Nanoports from Upchurch® are a valid solution for these two problems, but they are expensive, and somewhat long and bulky, which may restrict some experiments. For instance, if the connector is long, it may restrict access of a microscope lens to the area around it.
Here we show a suitable way of preparing customized Luer adapters that (i) fit a wide range of microfluidic tubing; (ii) have very low dead volume requirements, and (iii) are smaller than most of the market alternatives. 
  

What do I need? 


  • Natural Polypropylene Male Luer Coupler (Value Plastics, MLRLC-6). This design has the advantage of providing two custom connecters per original connecter (Figure 1). Other designs may be used, as long as one end has a Male Luer fitting. Other materials may also be used, provided that they bond with PDMS.
  • Tygon Microbore Tubing, S-54-HL ID: .02in and ID: .04. Other sizes can be used.
  • Polydimethylsiloxane (PDMS). We mix a 10 to 1 ration of silicone elastomer base and silicone elastomer curing agent.            
  • Devcon 5 Minute Epoxy
  • Petri Dish, Tape, & Scissors

  

What do I do? 


  

  1. Cut the cylindrical ends off either side of a Luer coupler to get two connector pieces (figure 1).
  2. Push a few centimeters of tubing into the rough (cut) side of one connector and out of the clean side (figure 2).
  3. Fix the connector and tubing vertically by attaching to a petri dish with tape so that the rough end faces up (figure 3).
  4. Apply epoxy to the top of the connector so that it completely plugs the opening and fixes the tubing in place. Wait for it to dry (figure 4). One of the main purposes of the epoxy is to fix the tubing to the connector. Since it is very viscous and dries quickly, this is very suitable.
  5. Once the epoxy dries, reattach the connector to the petri dish with the opposite end facing up, and fill the rest of the connector with PDMS. Be sure not to leave any air bubbles in the connector (figure 5).
  6. Place connector and tubing on aluminum foil in an oven for two hours at 60°C. Be sure not to let the tubing touch hot surfaces in the oven. At this temperature the PDMS cures adequately and the Tygon tubing does not degrade.
  7. Once the PDMS is completely hardened, cut off the excess tubing from the clean end of the connector for a smooth face (figure 6).

  

Figures 1-4

1) Male Luer coupler after cutting. Both cylinders can be used to make connectors. 2) Small length of tubing pushed through connector. 3) Vertical attachment to petri dish. This makes it convenient to make many at one time. 4) Epoxy covering top of connector.

Figures 5-7

5) Epoxy on bottom, PDMS filling rest of connector. 6) Finished connector. 7) Connector attached to device.

  

 What else should I know? 


This concept is very simple and can be extended to other types of tubing (material, diameter, etc) and connectors. By fixing one tube to one connector, we avoid all compatibility problems, and minimize possible leakage problems. The tubing and Luer connector become one single unit. With this comes the slight disadvantage that each connector will be associated permanently with one tube. We don’t find this discouraging. Since both tubing and connectors are relatively cheap, we prepare a whole range of connectors at a time that fit our needs. The total amount of work required is also not more than one hour, and does not require a high level of skill. 

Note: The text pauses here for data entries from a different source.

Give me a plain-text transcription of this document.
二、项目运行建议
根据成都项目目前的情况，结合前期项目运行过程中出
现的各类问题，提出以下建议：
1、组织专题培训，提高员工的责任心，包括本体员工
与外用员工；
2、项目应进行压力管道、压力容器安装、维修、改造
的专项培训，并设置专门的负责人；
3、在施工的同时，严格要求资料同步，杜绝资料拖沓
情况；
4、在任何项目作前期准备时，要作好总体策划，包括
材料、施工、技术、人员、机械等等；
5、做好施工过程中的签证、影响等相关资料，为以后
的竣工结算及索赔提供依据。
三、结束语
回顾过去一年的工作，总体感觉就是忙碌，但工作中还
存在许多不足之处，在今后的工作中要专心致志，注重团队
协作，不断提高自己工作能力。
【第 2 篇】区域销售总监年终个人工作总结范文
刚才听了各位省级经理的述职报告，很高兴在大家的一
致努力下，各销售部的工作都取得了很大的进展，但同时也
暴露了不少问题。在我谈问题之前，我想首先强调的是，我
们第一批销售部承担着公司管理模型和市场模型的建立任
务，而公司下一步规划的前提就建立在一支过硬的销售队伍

One advantage of this method, compared to other nice solutions shown here in “Chips and Tips”, is the lack of needles in the connector, which decreases the chance of leakages and needle-related injuries. 

We have tested the connectors with water and protein solutions of intermediate viscosity at several flow rates and leaks from the Tygon tubing-connector junction were never detected. 

The main purpose of the epoxy resin is to fix the tubing to the connector. Since it is very viscous and dries quickly, this is very suitable. A second advantage is that indeed, epoxy creates a rigid and robust junction between the Tygon tubing and the polypropylene material, making it very robust. The PDMS is then poured on top of the epoxy. Since the epoxy is porous, it would not be suitable to have in contact with the liquids under study. By isolating it with PDMS we fix this problem.